Which groups are losing out in the recovery? A new briefing paper from the What Works Centre for Wellbeing looked at how Covid-19 has affected inequalities in employment status and income of different ethnic groups. (Blog post summary)
“The biggest overnight cut to social security since WW2.” The Joseph Rowntree Foundation has published analysis of the impacts of the £20 per week uplift cut to Universal Credit on every Westminster constituency. It finds that 21% of all working-age families (with or without children) in Great Britain will suffer a £1,040 cut to their annual incomes, with over 400 constituencies experiencing a third of working-age families with children hit. (Twitter thread summary)
Data on low-paid jobs by local authority. The Health Foundation has mapped the proportion of jobs below two-thirds of UK median gross hourly pay for each local authority in Great Britain. Explore their interactive map here.
Labour shortages, regulation and ‘pinch points’. The FT’s Sarah O’Connor explains why the labour shortages seen across the economy can’t be solved without stronger regulation in the labour market and improved rights for workers: “The system shaved money off our shopping bills but it wasn’t resilient.” The jobs website Indeed has reported further growth in advertised pay for sectors experiencing rapid hiring as demand for staff outpaces supply.
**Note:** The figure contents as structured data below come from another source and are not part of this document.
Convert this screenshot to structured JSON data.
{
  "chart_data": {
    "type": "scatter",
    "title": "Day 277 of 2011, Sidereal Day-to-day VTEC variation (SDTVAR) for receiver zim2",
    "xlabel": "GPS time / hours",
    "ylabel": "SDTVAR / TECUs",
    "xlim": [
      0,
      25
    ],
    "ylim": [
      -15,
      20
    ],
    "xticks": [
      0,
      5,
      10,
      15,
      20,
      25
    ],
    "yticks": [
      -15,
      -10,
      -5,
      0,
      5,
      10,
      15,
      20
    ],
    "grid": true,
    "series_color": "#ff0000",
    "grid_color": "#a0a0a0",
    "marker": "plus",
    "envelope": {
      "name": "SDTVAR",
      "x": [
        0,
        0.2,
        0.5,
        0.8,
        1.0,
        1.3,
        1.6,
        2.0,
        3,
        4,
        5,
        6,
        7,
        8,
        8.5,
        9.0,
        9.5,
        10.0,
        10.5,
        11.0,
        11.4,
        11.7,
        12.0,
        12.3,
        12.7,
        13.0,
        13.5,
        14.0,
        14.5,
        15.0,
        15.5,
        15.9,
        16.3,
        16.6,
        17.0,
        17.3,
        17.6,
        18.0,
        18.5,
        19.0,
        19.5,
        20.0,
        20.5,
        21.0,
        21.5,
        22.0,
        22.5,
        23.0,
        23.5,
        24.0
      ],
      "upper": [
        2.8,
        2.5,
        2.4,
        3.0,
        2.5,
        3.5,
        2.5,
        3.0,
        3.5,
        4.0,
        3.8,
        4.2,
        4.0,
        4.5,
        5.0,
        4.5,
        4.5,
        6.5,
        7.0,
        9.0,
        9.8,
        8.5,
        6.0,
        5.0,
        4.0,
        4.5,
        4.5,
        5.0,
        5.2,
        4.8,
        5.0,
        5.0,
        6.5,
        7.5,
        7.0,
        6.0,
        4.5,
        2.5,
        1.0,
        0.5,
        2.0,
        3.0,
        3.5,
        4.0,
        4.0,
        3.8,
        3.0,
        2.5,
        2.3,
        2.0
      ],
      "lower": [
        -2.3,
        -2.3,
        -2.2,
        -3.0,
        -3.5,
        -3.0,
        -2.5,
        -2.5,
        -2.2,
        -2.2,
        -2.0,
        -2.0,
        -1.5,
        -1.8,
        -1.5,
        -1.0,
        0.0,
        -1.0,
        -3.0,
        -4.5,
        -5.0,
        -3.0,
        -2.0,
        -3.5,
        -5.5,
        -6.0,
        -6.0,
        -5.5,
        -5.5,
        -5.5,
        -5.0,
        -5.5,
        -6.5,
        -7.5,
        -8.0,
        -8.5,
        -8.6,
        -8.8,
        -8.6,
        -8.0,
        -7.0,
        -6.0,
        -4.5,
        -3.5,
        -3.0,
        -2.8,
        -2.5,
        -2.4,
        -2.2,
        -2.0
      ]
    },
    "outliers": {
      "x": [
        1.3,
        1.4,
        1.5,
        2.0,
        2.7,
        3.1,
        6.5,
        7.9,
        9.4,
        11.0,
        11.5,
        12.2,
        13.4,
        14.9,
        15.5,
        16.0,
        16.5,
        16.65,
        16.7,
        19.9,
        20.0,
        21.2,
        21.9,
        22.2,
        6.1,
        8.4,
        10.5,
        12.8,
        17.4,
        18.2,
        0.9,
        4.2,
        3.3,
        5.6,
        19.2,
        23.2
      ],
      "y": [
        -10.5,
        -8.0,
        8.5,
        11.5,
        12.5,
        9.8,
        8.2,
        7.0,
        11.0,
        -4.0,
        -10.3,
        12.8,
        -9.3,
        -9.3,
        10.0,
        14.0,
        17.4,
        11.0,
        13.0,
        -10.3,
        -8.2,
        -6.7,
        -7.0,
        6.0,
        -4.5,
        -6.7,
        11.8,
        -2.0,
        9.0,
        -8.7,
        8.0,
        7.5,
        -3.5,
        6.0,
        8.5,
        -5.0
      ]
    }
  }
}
But the Resolution Foundation’s Torsten Bell reminded readers that the number of furloughed workers has not fallen since July, implying only localised labour shortages in specific sectors.
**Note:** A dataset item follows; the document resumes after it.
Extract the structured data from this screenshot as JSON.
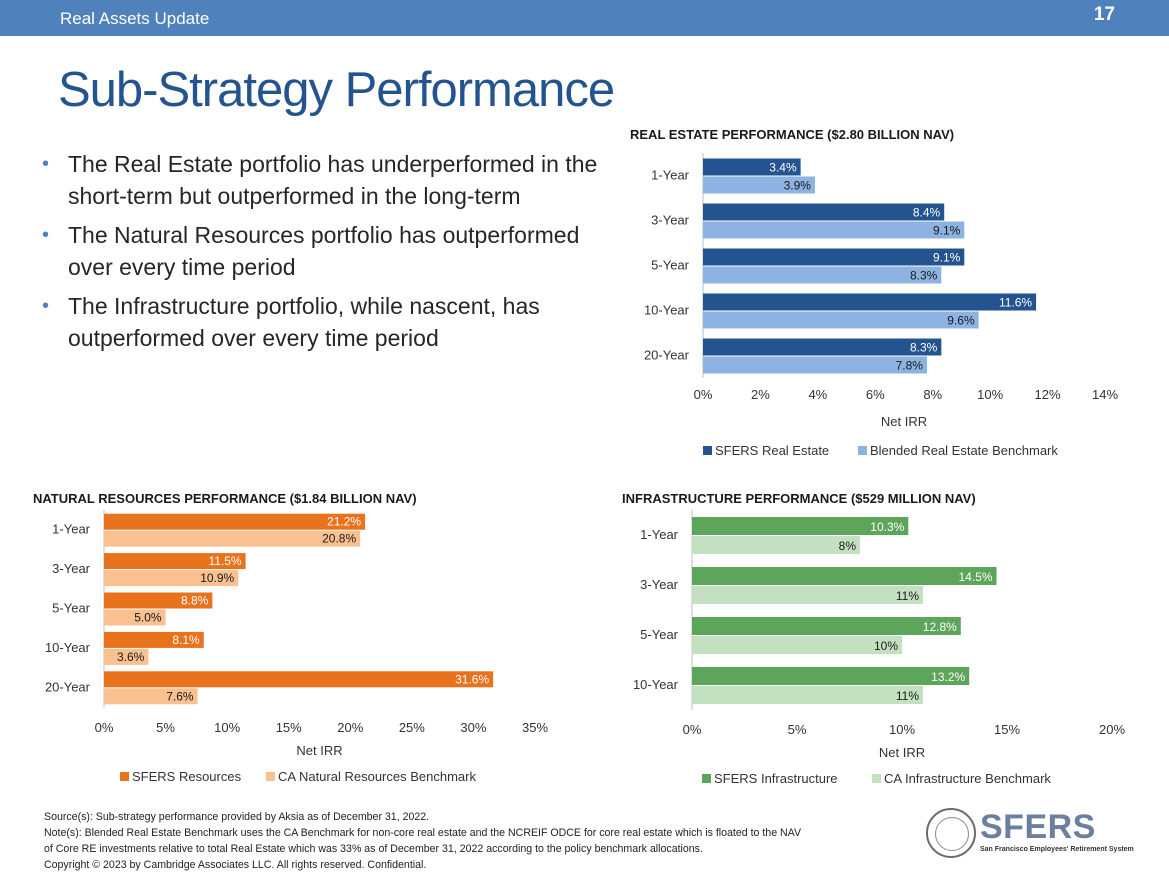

Normalising shorter working time in Germany. Autonomy’s Philipp Frey compared the proposals for shorter working weeks in the German election manifestos and concluded: “it’s clear that the demand for shorter working hours has begun to unite the centre left.”
The global consensus around industrial strategy continues. The New Statesman's Jeremy Cliffe writes: "French industrial policy, once deeply unfashionable, is taking hold elsewhere as even Anglo-Saxon governments recognise the value of a strategic state in an era of pandemics, climate crisis and geopolitical competition."
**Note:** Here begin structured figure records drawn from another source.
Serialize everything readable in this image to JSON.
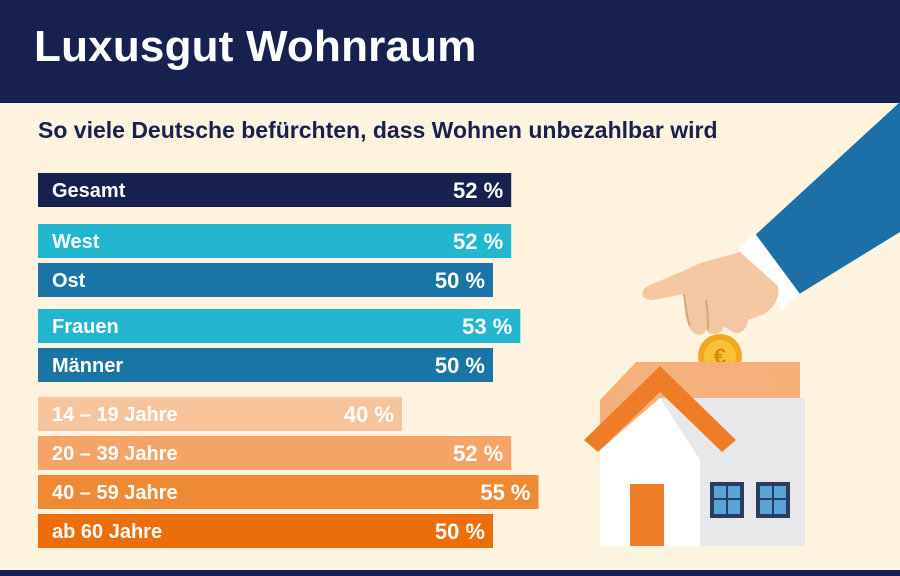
{
  "title": "Luxusgut Wohnraum",
  "subtitle": "So viele Deutsche befürchten, dass Wohnen unbezahlbar wird",
  "chart_data": {
    "type": "bar",
    "orientation": "horizontal",
    "title": "Luxusgut Wohnraum",
    "subtitle": "So viele Deutsche befürchten, dass Wohnen unbezahlbar wird",
    "unit": "%",
    "categories": [
      "Gesamt",
      "West",
      "Ost",
      "Frauen",
      "Männer",
      "14 – 19 Jahre",
      "20 – 39 Jahre",
      "40 – 59 Jahre",
      "ab 60 Jahre"
    ],
    "values": [
      52,
      52,
      50,
      53,
      50,
      40,
      52,
      55,
      50
    ],
    "value_labels": [
      "52 %",
      "52 %",
      "50 %",
      "53 %",
      "50 %",
      "40 %",
      "52 %",
      "55 %",
      "50 %"
    ],
    "groups": [
      "total",
      "region",
      "region",
      "gender",
      "gender",
      "age",
      "age",
      "age",
      "age"
    ],
    "colors": [
      "#16214f",
      "#23b6cf",
      "#1b74a6",
      "#23b6cf",
      "#1b74a6",
      "#f7c49b",
      "#f3a466",
      "#ef8a34",
      "#ec6e0a"
    ],
    "xlim": [
      0,
      55
    ],
    "grid": false,
    "legend": "none"
  },
  "colors": {
    "header": "#16214f",
    "background": "#fdf3de"
  },
  "illustration": {
    "icons": [
      "hand-icon",
      "euro-coin-icon",
      "house-piggy-bank-icon"
    ]
  }
}
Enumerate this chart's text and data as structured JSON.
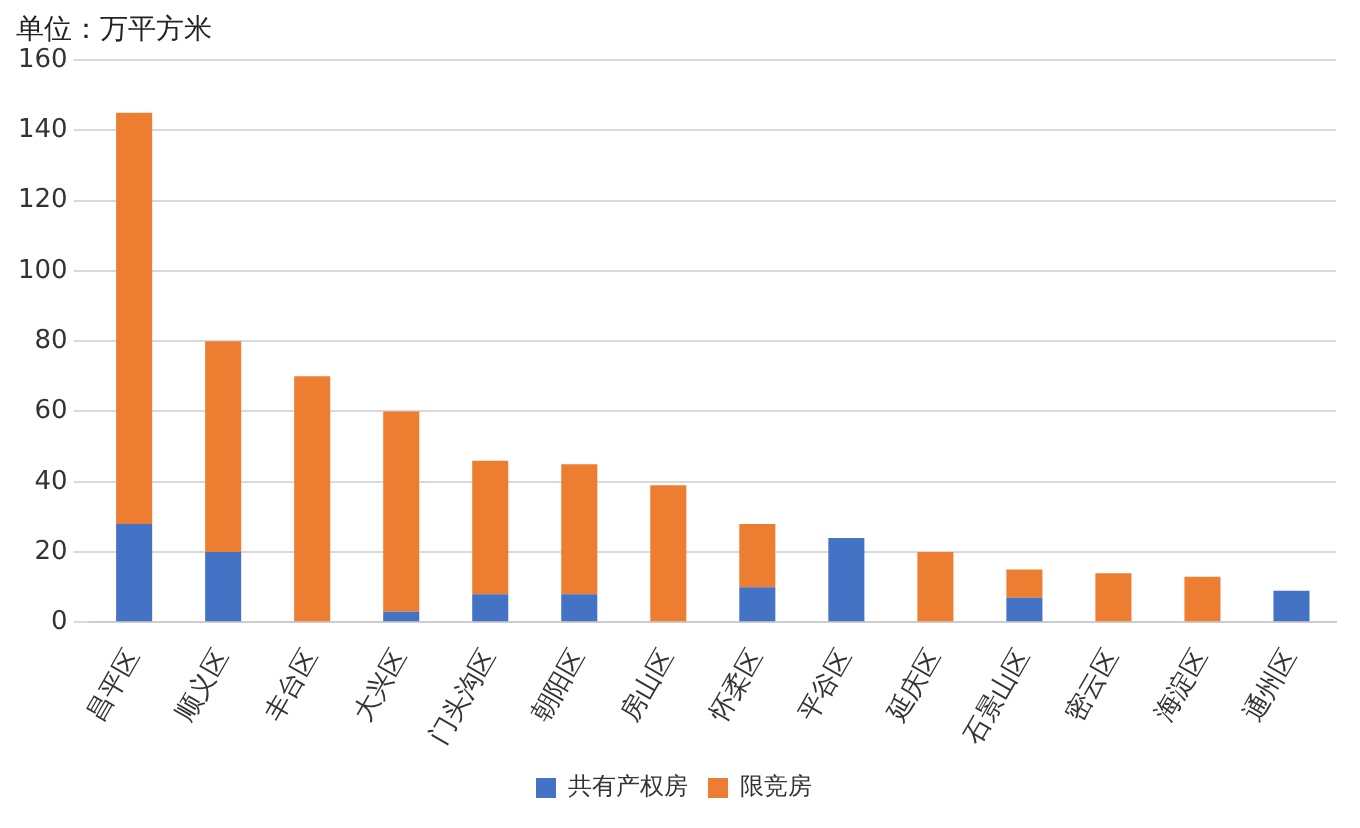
{
  "chart_data": {
    "type": "bar",
    "ylabel": "单位：万平方米",
    "stacked": true,
    "categories": [
      "昌平区",
      "顺义区",
      "丰台区",
      "大兴区",
      "门头沟区",
      "朝阳区",
      "房山区",
      "怀柔区",
      "平谷区",
      "延庆区",
      "石景山区",
      "密云区",
      "海淀区",
      "通州区"
    ],
    "series": [
      {
        "name": "共有产权房",
        "color": "#4472c4",
        "values": [
          28,
          20,
          0,
          3,
          8,
          8,
          0,
          10,
          24,
          0,
          7,
          0,
          0,
          9
        ]
      },
      {
        "name": "限竞房",
        "color": "#ed7d31",
        "values": [
          117,
          60,
          70,
          57,
          38,
          37,
          39,
          18,
          0,
          20,
          8,
          14,
          13,
          0
        ]
      }
    ],
    "ylim": [
      0,
      160
    ],
    "yticks": [
      0,
      20,
      40,
      60,
      80,
      100,
      120,
      140,
      160
    ],
    "grid": "y",
    "legend": "bottom"
  }
}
Fossil fuel lobbying. A peer-reviewed academic article traced the history of an influential group of economic consultants hired by fossil fuel companies to inflate the forecasted costs of climate policies to delay action on climate change.
XR targets City of London. The City of London was the focus of last week’s Extinction Rebellion protests. WWF and Greenpeace’s analysis of the UK financial sector's environmental footprint judged the City of London as the 9th biggest emitter of CO2 in the world if it were a country.
Brown QE. Central banks have powerful tools to reduce emissions, but a new report by Oil Change International has found 12 of the world's largest central banks are “all failing to align their lending, asset purchases and regulatory activities with the Paris Agreement target.” Though the Bank of England (BoE) was “partially aligned” with IPCC emission pathways, its lending, asset purchases and regulatory activities were still found “grossly inadequate to address the climate crisis”.
Bottom-up regeneration. A new report from Power to Change recommended a “neighbourhood strategy for developing social infrastructure” rather than top-down approaches to 'levelling up’, where communities compete for centralised pots of funding. The report points to US President Biden's Community Revitalization Fund as an example of best practice which “puts communities in the lead”.
Land for housing. David Steward published a blog for the Scottish Land Commission about moving from a market-led approach to housebuilding to “one governed by the public interest”, recommending Regeneration Partnership Zones, new approaches to land value capture, the creation of a Land Agency, transparency obligations over land ownership, and more.